Es lebe der Tod!
Die Schimmel sind auf Hochglanz gestriegelt, ihre Trensen aus poliertem Eisen gleißen, Glasperlen im Zaumzeug blitzen in der Sonne. Schnaubend ziehen die Tiere prunkvolle Wagen, deren bronzene Zierbeschläge thrakischen Schilden gleichen. Aus kostbarer Bronze sind auch die Krüge, in denen goldener Wein schwappt.
Heute ist ein großer Feiertag, denn heute trägt man den Stammesfürsten zu Grabe. Lachend und tanzend begleitet ihn der Stamm auf einen Hügel. Dort oben, mit Blick auf endlos scheinende Weiden und Wälder, soll der Scheiterhaufen des Fürsten auflodern, wird er den Weg in eine bessere Welt antreten, samt den Gespannen, seinen Waffen, einem Schoßhund und – seiner Hauptfrau.
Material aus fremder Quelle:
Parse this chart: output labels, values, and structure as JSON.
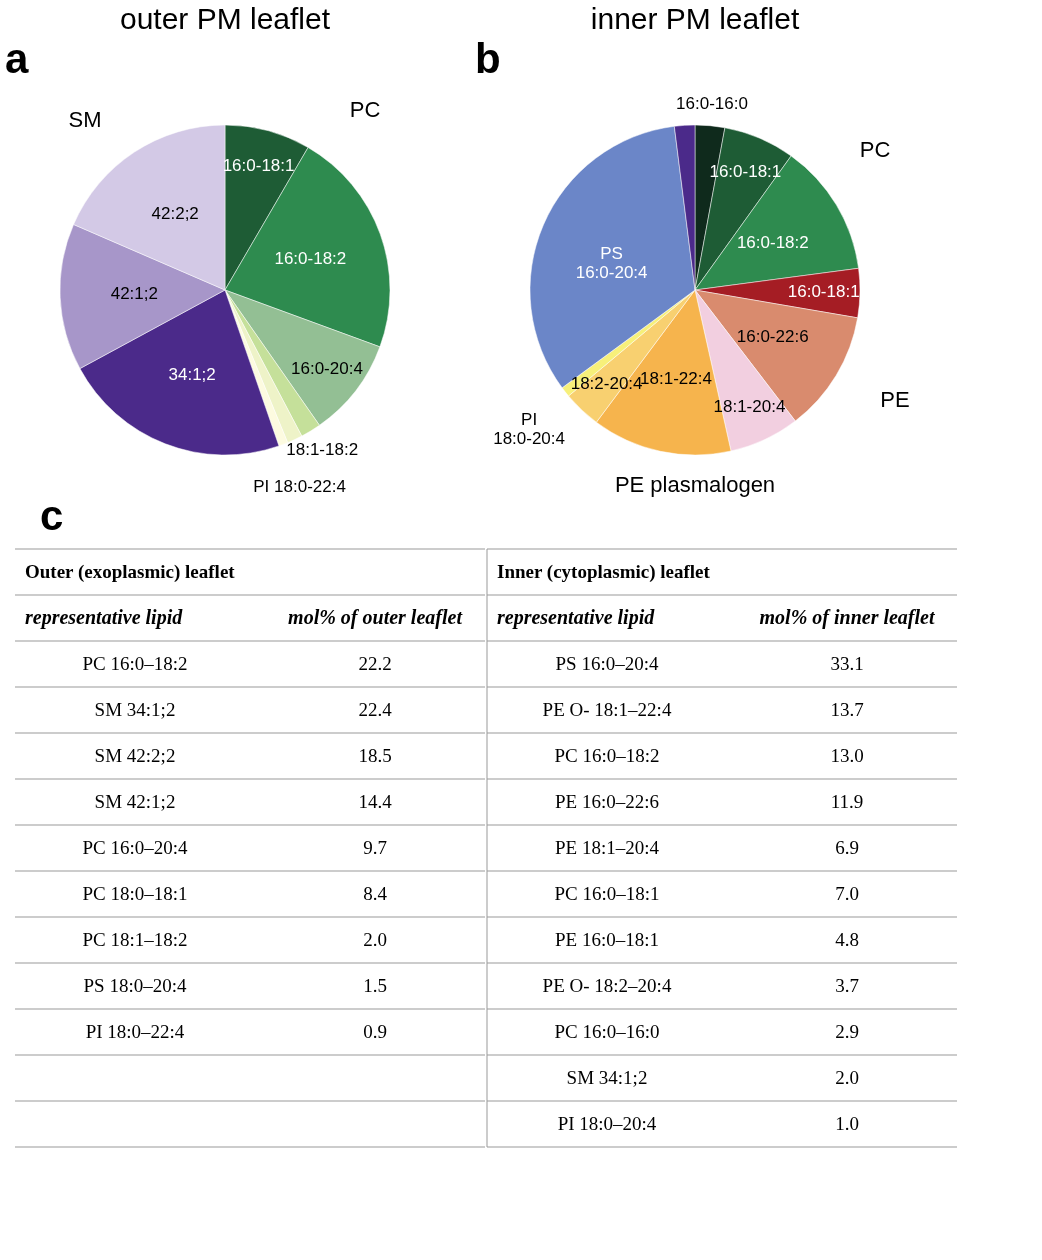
{
  "chart_data": [
    {
      "type": "pie",
      "title": "outer PM leaflet",
      "annotations": [
        "a",
        "PC",
        "SM"
      ],
      "categories": [
        "16:0-18:1",
        "16:0-18:2",
        "16:0-20:4",
        "18:1-18:2",
        null,
        "PI 18:0-22:4",
        "34:1;2",
        "42:1;2",
        "42:2;2"
      ],
      "values": [
        8.4,
        22.2,
        9.7,
        2.0,
        1.5,
        0.9,
        22.4,
        14.4,
        18.5
      ],
      "colors": [
        "#1e5c35",
        "#2e8b4f",
        "#93bf94",
        "#c5e09a",
        "#eef3c8",
        "#fdfbe0",
        "#4b2a8a",
        "#a796c9",
        "#d3c9e6"
      ]
    },
    {
      "type": "pie",
      "title": "inner PM leaflet",
      "annotations": [
        "b",
        "PC",
        "PE",
        "PE plasmalogen"
      ],
      "categories": [
        "16:0-16:0",
        "16:0-18:1",
        "16:0-18:2",
        "16:0-18:1",
        "16:0-22:6",
        "18:1-20:4",
        "18:1-22:4",
        "18:2-20:4",
        "PI\n18:0-20:4",
        "PS\n16:0-20:4",
        null
      ],
      "values": [
        2.9,
        7.0,
        13.0,
        4.8,
        11.9,
        6.9,
        13.7,
        3.7,
        1.0,
        33.1,
        2.0
      ],
      "colors": [
        "#0f2a1c",
        "#1e5c35",
        "#2e8b4f",
        "#a51d24",
        "#d98b6e",
        "#f2cfe0",
        "#f6b44d",
        "#f8d070",
        "#f7f07a",
        "#6b86c8",
        "#4b2a8a"
      ]
    },
    {
      "type": "other",
      "title": "Outer (exoplasmic) leaflet",
      "categories": [
        "representative lipid",
        "mol% of outer leaflet"
      ],
      "annotations": [
        "c",
        "PC 16:0–18:2",
        "22.2",
        "SM 34:1;2",
        "22.4",
        "SM 42:2;2",
        "18.5",
        "SM 42:1;2",
        "14.4",
        "PC 16:0–20:4",
        "9.7",
        "PC 18:0–18:1",
        "8.4",
        "PC 18:1–18:2",
        "2.0",
        "PS 18:0–20:4",
        "1.5",
        "PI 18:0–22:4",
        "0.9"
      ]
    },
    {
      "type": "other",
      "title": "Inner (cytoplasmic) leaflet",
      "categories": [
        "representative lipid",
        "mol% of inner leaflet"
      ],
      "annotations": [
        "PS 16:0–20:4",
        "33.1",
        "PE O- 18:1–22:4",
        "13.7",
        "PC 16:0–18:2",
        "13.0",
        "PE 16:0–22:6",
        "11.9",
        "PE 18:1–20:4",
        "6.9",
        "PC 16:0–18:1",
        "7.0",
        "PE 16:0–18:1",
        "4.8",
        "PE O- 18:2–20:4",
        "3.7",
        "PC 16:0–16:0",
        "2.9",
        "SM 34:1;2",
        "2.0",
        "PI 18:0–20:4",
        "1.0"
      ]
    }
  ]
}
Fast zweitausend Jahre später, im Oktober 2002, steigt der griechische Archäologe Diamantis Triantaphyllos einen Hügel unweit von Orestiada hinauf, einer Stadt im "Dreiländereck", wo Griechenland an Bulgarien und die Türkei grenzt.
Antiker Marmor im Nirgendwo
Ein Bauer hatte ihm aufgeregt von antiken Marmorplatten am Rand eines Ackers berichtet. Triantaphyllos ist der Antikenverwalter dieser Region, solchen Hinweisen nachzugehen gehört zu seinem Geschäft. Und er hat gut zu tun, denn wo heute Europas toter Winkel liegt, war einstmals ein Ballungsraum der Kulturen. Zwischen dem Schwarzen Meer und der Ägäis traf der Osten auf den Westen, tauschten sich Orient und Abendland aus. Der Archäologe erwartet das Übliche: Reste einer Garnison der Perser, die um 512 v. Chr. einen Teil der Balkanhalbinsel eroberten; möglicherweise auch mal wieder ein Heldendenkmal der Makedonier, der Machtha-ber seit 342 v. Chr.; Fundamente einer römischen Villa oder einer byzantinischen Basilika wären ebenfalls denkbar.Als Triantaphyllos mit seinem Begleiter eintrifft, geht die Sonne gerade mit einem prächtigen Farbspektakel über den Wäldern des nahe liegenden Gebirges, der Rhodopen, unter. Dahinter liegt bereits Bulgarien. Er blickt nach Osten, wo sich die Minarette von Edirne in den Abendhimmel recken – auch die Türkei ist hier nur wenige Kilometer entfernt. Ungeduldig deutet der Bauer auf den Boden, weist auf die Marmorplatten.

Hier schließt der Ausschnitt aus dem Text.